Eine grundlegende Krankenhausreform sei angekündigt, die kleinere Krankenhäuser als Grundversorgung erhalten solle. Es sei eine radikale Reform geplant, die Verbesserungen für Krankenhäuser bringen sollte. Der Zeitpunkt der Schließung der Radolfzeller Einrichtung hätte aus Sicht der SPD „kaum aberwitziger gewählt werden können“.

Freie Wähler pochen auf MVZ
Auf ein medizinisches Versorgungszentrum mit chirurgischer Notfallambulanz pochen noch immer die Vertreter der Freien Wähler, die dieses Manifest nach Bekanntgabe des Gutachtens durch die Firma Lohfert & Lohfert im Gemeinderat einbrachten. Fraktionssprecher Dietmar Baumgarter betonte während der Pressekonferenz noch einmal die Notwendigkeit eines MVZ und dass dieses nun sofort kommen müsse.

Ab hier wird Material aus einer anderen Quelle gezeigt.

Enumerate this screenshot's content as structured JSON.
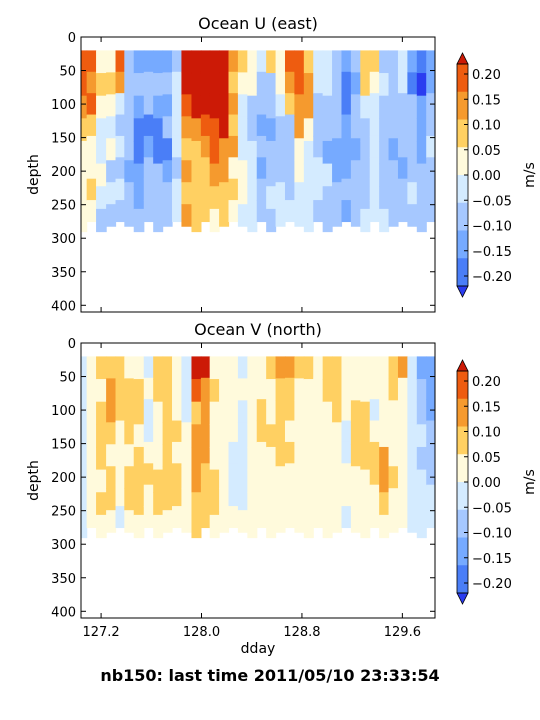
{
  "footer": "nb150: last time 2011/05/10 23:33:54",
  "chart_data": [
    {
      "type": "heatmap",
      "title": "Ocean U (east)",
      "ylabel": "depth",
      "xlabel": "",
      "xlim": [
        127.04,
        129.86
      ],
      "ylim": [
        410,
        0
      ],
      "y_inverted": true,
      "yticks": [
        0,
        50,
        100,
        150,
        200,
        250,
        300,
        350,
        400
      ],
      "xticks": [
        127.2,
        128.0,
        128.8,
        129.6
      ],
      "xtick_labels_shown": false,
      "data_depth_range": [
        20,
        290
      ],
      "colorbar": {
        "label": "m/s",
        "ticks": [
          "0.20",
          "0.15",
          "0.10",
          "0.05",
          "0.00",
          "−0.05",
          "−0.10",
          "−0.15",
          "−0.20"
        ],
        "range": [
          -0.2,
          0.2
        ],
        "extend": "both",
        "colors": [
          "#2a3cf0",
          "#4a7ef7",
          "#76aaff",
          "#a6c8ff",
          "#d4ebff",
          "#fffadc",
          "#ffd062",
          "#f59a2e",
          "#ee5c10",
          "#cc1a06"
        ]
      },
      "columns": [
        {
          "day": 127.05,
          "v": [
            0.16,
            0.16,
            0.11,
            0.06,
            0.03,
            0.02,
            0.04,
            0.01
          ]
        },
        {
          "day": 127.12,
          "v": [
            0.16,
            0.13,
            0.16,
            0.08,
            0.01,
            0.04,
            0.06,
            0.01
          ]
        },
        {
          "day": 127.2,
          "v": [
            0.01,
            0.06,
            0.04,
            -0.02,
            -0.05,
            0.01,
            -0.02,
            -0.06
          ]
        },
        {
          "day": 127.28,
          "v": [
            0.02,
            0.09,
            0.02,
            -0.05,
            0.0,
            -0.06,
            -0.05,
            -0.06
          ]
        },
        {
          "day": 127.35,
          "v": [
            0.16,
            0.1,
            -0.02,
            -0.07,
            -0.04,
            -0.07,
            -0.02,
            -0.06
          ]
        },
        {
          "day": 127.42,
          "v": [
            -0.07,
            -0.09,
            -0.08,
            -0.1,
            -0.1,
            -0.12,
            -0.1,
            -0.09
          ]
        },
        {
          "day": 127.5,
          "v": [
            -0.14,
            -0.1,
            -0.13,
            -0.16,
            -0.19,
            -0.11,
            -0.11,
            -0.09
          ]
        },
        {
          "day": 127.58,
          "v": [
            -0.13,
            -0.08,
            -0.1,
            -0.17,
            -0.14,
            -0.1,
            -0.1,
            -0.06
          ]
        },
        {
          "day": 127.65,
          "v": [
            -0.14,
            -0.07,
            -0.14,
            -0.17,
            -0.16,
            -0.1,
            -0.06,
            -0.07
          ]
        },
        {
          "day": 127.73,
          "v": [
            -0.15,
            -0.1,
            -0.13,
            -0.1,
            -0.17,
            -0.11,
            -0.07,
            -0.1
          ]
        },
        {
          "day": 127.8,
          "v": [
            -0.09,
            -0.03,
            -0.02,
            -0.03,
            -0.05,
            -0.1,
            -0.03,
            -0.04
          ]
        },
        {
          "day": 127.88,
          "v": [
            0.22,
            0.22,
            0.16,
            0.12,
            0.08,
            0.1,
            0.05,
            0.1
          ]
        },
        {
          "day": 127.96,
          "v": [
            0.21,
            0.22,
            0.22,
            0.12,
            0.07,
            0.06,
            0.07,
            0.08
          ]
        },
        {
          "day": 128.03,
          "v": [
            0.22,
            0.22,
            0.21,
            0.16,
            0.11,
            0.06,
            0.07,
            0.06
          ]
        },
        {
          "day": 128.1,
          "v": [
            0.22,
            0.22,
            0.21,
            0.17,
            0.18,
            0.13,
            0.06,
            0.04
          ]
        },
        {
          "day": 128.18,
          "v": [
            0.22,
            0.22,
            0.21,
            0.21,
            0.13,
            0.11,
            0.08,
            0.05
          ]
        },
        {
          "day": 128.25,
          "v": [
            0.11,
            0.09,
            0.11,
            0.06,
            0.11,
            0.03,
            0.05,
            0.04
          ]
        },
        {
          "day": 128.33,
          "v": [
            0.05,
            0.03,
            -0.01,
            -0.02,
            -0.02,
            0.03,
            0.02,
            -0.03
          ]
        },
        {
          "day": 128.4,
          "v": [
            0.03,
            0.02,
            -0.08,
            -0.09,
            -0.04,
            -0.03,
            -0.05,
            -0.05
          ]
        },
        {
          "day": 128.48,
          "v": [
            -0.02,
            -0.08,
            -0.1,
            -0.14,
            -0.1,
            -0.12,
            -0.06,
            -0.06
          ]
        },
        {
          "day": 128.55,
          "v": [
            0.07,
            -0.09,
            -0.09,
            -0.11,
            -0.08,
            -0.08,
            -0.05,
            -0.07
          ]
        },
        {
          "day": 128.63,
          "v": [
            0.01,
            0.03,
            -0.02,
            -0.08,
            -0.09,
            -0.07,
            -0.04,
            -0.05
          ]
        },
        {
          "day": 128.7,
          "v": [
            0.16,
            0.11,
            0.07,
            -0.06,
            -0.07,
            -0.1,
            -0.06,
            -0.04
          ]
        },
        {
          "day": 128.78,
          "v": [
            0.16,
            0.19,
            0.15,
            0.1,
            0.03,
            0.02,
            -0.02,
            -0.02
          ]
        },
        {
          "day": 128.85,
          "v": [
            0.07,
            0.14,
            0.11,
            0.04,
            -0.02,
            -0.05,
            -0.01,
            -0.01
          ]
        },
        {
          "day": 128.93,
          "v": [
            -0.03,
            -0.02,
            -0.1,
            -0.07,
            -0.07,
            -0.04,
            -0.05,
            -0.06
          ]
        },
        {
          "day": 129.0,
          "v": [
            -0.04,
            -0.04,
            -0.06,
            -0.09,
            -0.11,
            -0.05,
            -0.06,
            -0.06
          ]
        },
        {
          "day": 129.08,
          "v": [
            -0.07,
            -0.06,
            -0.06,
            -0.1,
            -0.12,
            -0.14,
            -0.09,
            -0.08
          ]
        },
        {
          "day": 129.15,
          "v": [
            -0.13,
            -0.19,
            -0.17,
            -0.13,
            -0.11,
            -0.14,
            -0.1,
            -0.11
          ]
        },
        {
          "day": 129.23,
          "v": [
            -0.08,
            -0.11,
            -0.1,
            -0.09,
            -0.12,
            -0.09,
            -0.09,
            -0.08
          ]
        },
        {
          "day": 129.3,
          "v": [
            0.06,
            0.07,
            -0.02,
            -0.06,
            -0.06,
            -0.06,
            -0.06,
            -0.03
          ]
        },
        {
          "day": 129.38,
          "v": [
            0.06,
            0.04,
            -0.02,
            -0.05,
            -0.02,
            -0.04,
            -0.05,
            -0.02
          ]
        },
        {
          "day": 129.45,
          "v": [
            -0.08,
            -0.05,
            -0.07,
            -0.07,
            -0.06,
            -0.07,
            -0.06,
            -0.05
          ]
        },
        {
          "day": 129.53,
          "v": [
            -0.07,
            -0.08,
            -0.1,
            -0.09,
            -0.13,
            -0.1,
            -0.08,
            -0.06
          ]
        },
        {
          "day": 129.6,
          "v": [
            -0.05,
            -0.04,
            -0.07,
            -0.07,
            -0.09,
            -0.12,
            -0.07,
            -0.07
          ]
        },
        {
          "day": 129.68,
          "v": [
            -0.12,
            -0.17,
            -0.09,
            -0.09,
            -0.08,
            -0.06,
            -0.04,
            -0.06
          ]
        },
        {
          "day": 129.75,
          "v": [
            -0.17,
            -0.21,
            -0.11,
            -0.14,
            -0.13,
            -0.1,
            -0.07,
            -0.08
          ]
        },
        {
          "day": 129.83,
          "v": [
            -0.11,
            -0.11,
            -0.1,
            -0.08,
            -0.05,
            -0.07,
            -0.08,
            -0.06
          ]
        }
      ]
    },
    {
      "type": "heatmap",
      "title": "Ocean V (north)",
      "ylabel": "depth",
      "xlabel": "dday",
      "xlim": [
        127.04,
        129.86
      ],
      "ylim": [
        410,
        0
      ],
      "y_inverted": true,
      "yticks": [
        0,
        50,
        100,
        150,
        200,
        250,
        300,
        350,
        400
      ],
      "xticks": [
        127.2,
        128.0,
        128.8,
        129.6
      ],
      "xtick_labels": [
        "127.2",
        "128.0",
        "128.8",
        "129.6"
      ],
      "data_depth_range": [
        20,
        290
      ],
      "colorbar": {
        "label": "m/s",
        "ticks": [
          "0.20",
          "0.15",
          "0.10",
          "0.05",
          "0.00",
          "−0.05",
          "−0.10",
          "−0.15",
          "−0.20"
        ],
        "range": [
          -0.2,
          0.2
        ],
        "extend": "both",
        "colors": [
          "#2a3cf0",
          "#4a7ef7",
          "#76aaff",
          "#a6c8ff",
          "#d4ebff",
          "#fffadc",
          "#ffd062",
          "#f59a2e",
          "#ee5c10",
          "#cc1a06"
        ]
      },
      "columns": [
        {
          "day": 127.05,
          "v": [
            -0.05,
            -0.03,
            -0.03,
            -0.02,
            -0.02,
            -0.02,
            -0.03,
            -0.02
          ]
        },
        {
          "day": 127.12,
          "v": [
            0.03,
            0.02,
            0.0,
            0.02,
            0.03,
            0.04,
            0.02,
            0.02
          ]
        },
        {
          "day": 127.2,
          "v": [
            0.06,
            0.04,
            0.05,
            0.06,
            0.07,
            0.04,
            0.06,
            0.03
          ]
        },
        {
          "day": 127.28,
          "v": [
            0.05,
            0.1,
            0.1,
            0.05,
            0.04,
            0.06,
            0.07,
            0.02
          ]
        },
        {
          "day": 127.35,
          "v": [
            0.08,
            0.07,
            0.05,
            0.04,
            0.0,
            0.03,
            0.03,
            -0.01
          ]
        },
        {
          "day": 127.42,
          "v": [
            0.02,
            0.06,
            0.09,
            0.06,
            0.03,
            0.07,
            0.06,
            0.02
          ]
        },
        {
          "day": 127.5,
          "v": [
            0.03,
            0.05,
            0.05,
            0.02,
            0.07,
            0.06,
            0.06,
            0.02
          ]
        },
        {
          "day": 127.58,
          "v": [
            -0.02,
            0.02,
            -0.03,
            -0.03,
            0.04,
            0.05,
            0.02,
            0.01
          ]
        },
        {
          "day": 127.65,
          "v": [
            0.05,
            0.06,
            0.02,
            0.01,
            0.02,
            0.07,
            0.09,
            0.04
          ]
        },
        {
          "day": 127.73,
          "v": [
            0.05,
            0.08,
            0.06,
            0.07,
            0.06,
            0.06,
            0.05,
            0.03
          ]
        },
        {
          "day": 127.8,
          "v": [
            0.02,
            0.0,
            0.02,
            0.06,
            0.04,
            0.07,
            0.07,
            0.03
          ]
        },
        {
          "day": 127.88,
          "v": [
            -0.03,
            -0.04,
            -0.02,
            0.0,
            0.0,
            0.03,
            0.04,
            0.02
          ]
        },
        {
          "day": 127.96,
          "v": [
            0.2,
            0.17,
            0.09,
            0.14,
            0.12,
            0.13,
            0.06,
            0.08
          ]
        },
        {
          "day": 128.03,
          "v": [
            0.2,
            0.14,
            0.1,
            0.1,
            0.12,
            0.09,
            0.09,
            0.06
          ]
        },
        {
          "day": 128.1,
          "v": [
            0.02,
            0.05,
            0.03,
            0.03,
            0.04,
            0.05,
            0.05,
            0.02
          ]
        },
        {
          "day": 128.18,
          "v": [
            0.0,
            0.0,
            0.03,
            0.01,
            0.01,
            0.02,
            0.02,
            0.01
          ]
        },
        {
          "day": 128.25,
          "v": [
            0.03,
            0.03,
            0.02,
            0.02,
            -0.01,
            -0.04,
            -0.03,
            0.01
          ]
        },
        {
          "day": 128.33,
          "v": [
            -0.02,
            0.02,
            -0.04,
            -0.04,
            -0.02,
            -0.03,
            -0.01,
            0.0
          ]
        },
        {
          "day": 128.4,
          "v": [
            0.01,
            0.03,
            0.04,
            0.02,
            0.02,
            0.03,
            0.02,
            0.01
          ]
        },
        {
          "day": 128.48,
          "v": [
            0.02,
            0.04,
            0.05,
            0.05,
            0.02,
            0.0,
            0.0,
            0.01
          ]
        },
        {
          "day": 128.55,
          "v": [
            0.07,
            0.04,
            0.04,
            0.06,
            0.03,
            0.04,
            0.02,
            0.02
          ]
        },
        {
          "day": 128.63,
          "v": [
            0.11,
            0.09,
            0.06,
            0.06,
            0.06,
            0.04,
            0.02,
            0.02
          ]
        },
        {
          "day": 128.7,
          "v": [
            0.1,
            0.06,
            0.05,
            0.03,
            0.05,
            0.02,
            0.02,
            0.02
          ]
        },
        {
          "day": 128.78,
          "v": [
            0.09,
            0.02,
            0.02,
            0.02,
            0.03,
            0.02,
            0.02,
            0.01
          ]
        },
        {
          "day": 128.85,
          "v": [
            0.05,
            0.03,
            0.02,
            0.02,
            0.02,
            0.01,
            0.0,
            0.01
          ]
        },
        {
          "day": 128.93,
          "v": [
            0.03,
            0.02,
            0.03,
            0.01,
            0.02,
            0.01,
            0.02,
            0.0
          ]
        },
        {
          "day": 129.0,
          "v": [
            0.06,
            0.07,
            0.03,
            0.03,
            0.03,
            0.01,
            0.0,
            0.0
          ]
        },
        {
          "day": 129.08,
          "v": [
            0.08,
            0.06,
            0.05,
            0.02,
            0.04,
            0.03,
            0.01,
            0.01
          ]
        },
        {
          "day": 129.15,
          "v": [
            0.02,
            0.02,
            0.01,
            -0.02,
            -0.03,
            0.0,
            0.0,
            -0.01
          ]
        },
        {
          "day": 129.23,
          "v": [
            0.03,
            0.02,
            0.05,
            0.05,
            0.06,
            0.04,
            0.03,
            0.0
          ]
        },
        {
          "day": 129.3,
          "v": [
            0.04,
            0.03,
            0.06,
            0.05,
            0.05,
            0.03,
            0.01,
            0.01
          ]
        },
        {
          "day": 129.38,
          "v": [
            0.02,
            0.02,
            -0.02,
            0.01,
            0.08,
            0.09,
            0.04,
            0.01
          ]
        },
        {
          "day": 129.45,
          "v": [
            0.03,
            0.04,
            0.02,
            0.03,
            0.1,
            0.1,
            0.05,
            0.02
          ]
        },
        {
          "day": 129.53,
          "v": [
            0.09,
            0.05,
            0.04,
            0.04,
            0.03,
            0.06,
            0.04,
            0.01
          ]
        },
        {
          "day": 129.6,
          "v": [
            0.1,
            0.03,
            0.02,
            0.02,
            0.02,
            0.03,
            0.02,
            0.0
          ]
        },
        {
          "day": 129.68,
          "v": [
            -0.02,
            -0.04,
            -0.03,
            -0.04,
            -0.03,
            -0.02,
            -0.03,
            -0.03
          ]
        },
        {
          "day": 129.75,
          "v": [
            -0.12,
            -0.08,
            -0.06,
            -0.05,
            -0.06,
            -0.03,
            -0.05,
            -0.04
          ]
        },
        {
          "day": 129.83,
          "v": [
            -0.15,
            -0.12,
            -0.12,
            -0.08,
            -0.07,
            -0.06,
            -0.05,
            -0.05
          ]
        }
      ]
    }
  ]
}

Auch Bernhard Diehl (CDU) forderte einen fairen Umgang mit dem Krankenhauspersonal und unverzüglich eine neue Perspektive für die Menschen vor Ort. Jürgen Keck (FDP) kritisierte, dass trotz aller Beteuerungen des GLKN die Doppelstrukturen in Konstanz und Singen nie abgebaut wurden. „Der GLKN war hier nicht transparent“, so Keck.
Auch Stimmen aus Radolfzell haben zu Schließung beigetragen
Weiter holte Siegfried Lehmann, Fraktionssprecher der FGL, aus, der selbst Mitglied im GLKN-Aufsichtsrat ist. Aus der Perspektive eines Aufsichtsrates sei es alternativlos gewesen, nicht für eine Schließung des Krankenhauses zu stimmen. Die Entscheidung fiel laut Aufsichtsratsvorsitzendem Zeno Danner einstimmig aus.

Aus Radolfzell sitzen nur Siegfried Lehmann und der ehemalige Oberbürgermeister Martin Staab in diesem Gremium. „Die Schließung dieses Krankenhauses hat viele Mütter und Väter und diese sitzen zum Teil auch hier“, so Lehmann.

Krankenhaus zwischen Konstanz und Singen zerrieben
Das Radolfzeller Krankenhaus sei zwischen den Standorten Konstanz und Singen zerrieben worden, denn der GLKN habe sein Versprechen von einer schlanken und besseren Versorgung im Kreis nie eingehalten. Und laut Lehmann werde diese Konkurrenz zwischen den beiden Klinikstandorten auch nicht aufhören, wenn es nicht ein neues, zentrales Klinikum für den gesamten Landkreis geben werde.
Um die Notfallambulanz in Singen zu entlasten, forderte auch er die Einrichtung einer wohnortnahen chirurgischen Notfallversorgung für Radolfzell und die Höri. „Es kann nicht sein, dass Radolfzeller als Bittsteller in die Singener Notaufnahme kommen und dort etliche Stunden warten müssen“, sagte Lehmann.
Förderverein gibt sich geknickt
Jürgen Mäder, Mitglied des Vorstandes des Krankenhausfördervereins Radolfzell und niedergelassener Arzt in Gaienhofen, bedauerte die Schließung des Krankenhauses, dem er sich seit 35 Jahren sehr verbunden fühlte.
Er bedauere vor allem für die immer älter werdende Gesellschaft den Wegfall des Radolfzeller Krankenhauses. In der kleineren Einrichtung würden multimorbide Patienten, also Patienten mit verschiedenen gleichzeitig auftretenden Krankheiten, eine deutlich bessere Versorgung erhalten, als dies in großen Kliniken mit spezialisierten Einheiten der Fall wäre. Ein MVZ in Radolfzell nannte Mäder eine Illusion, da eine durchgängige Notfallversorgung schlicht nicht leistbar sei. Außerdem sei Radolfzell jetzt schon notfallmäßig durch die Klinik in Singen mitversorgt.
Landkreis betont die gute Versorgung von Radolfzell
Auf diesen Umstand machten auch noch einmal Landrat Zeno Danner und GLKN-Geschäftsführer Bernd Sieber aufmerksam. Es bestehe keinerlei stationäre Versorgungslücke in Radolfzell. Die kritische Fahrzeit von maximal 30 Minuten für Notfälle werde weiterhin eingehalten. Auch die Notfallversorgung sei gewährleistet und der Notarzt-Standort in Radolfzell bleibe von der Beendigung des Krankenhausbetriebes unberührt.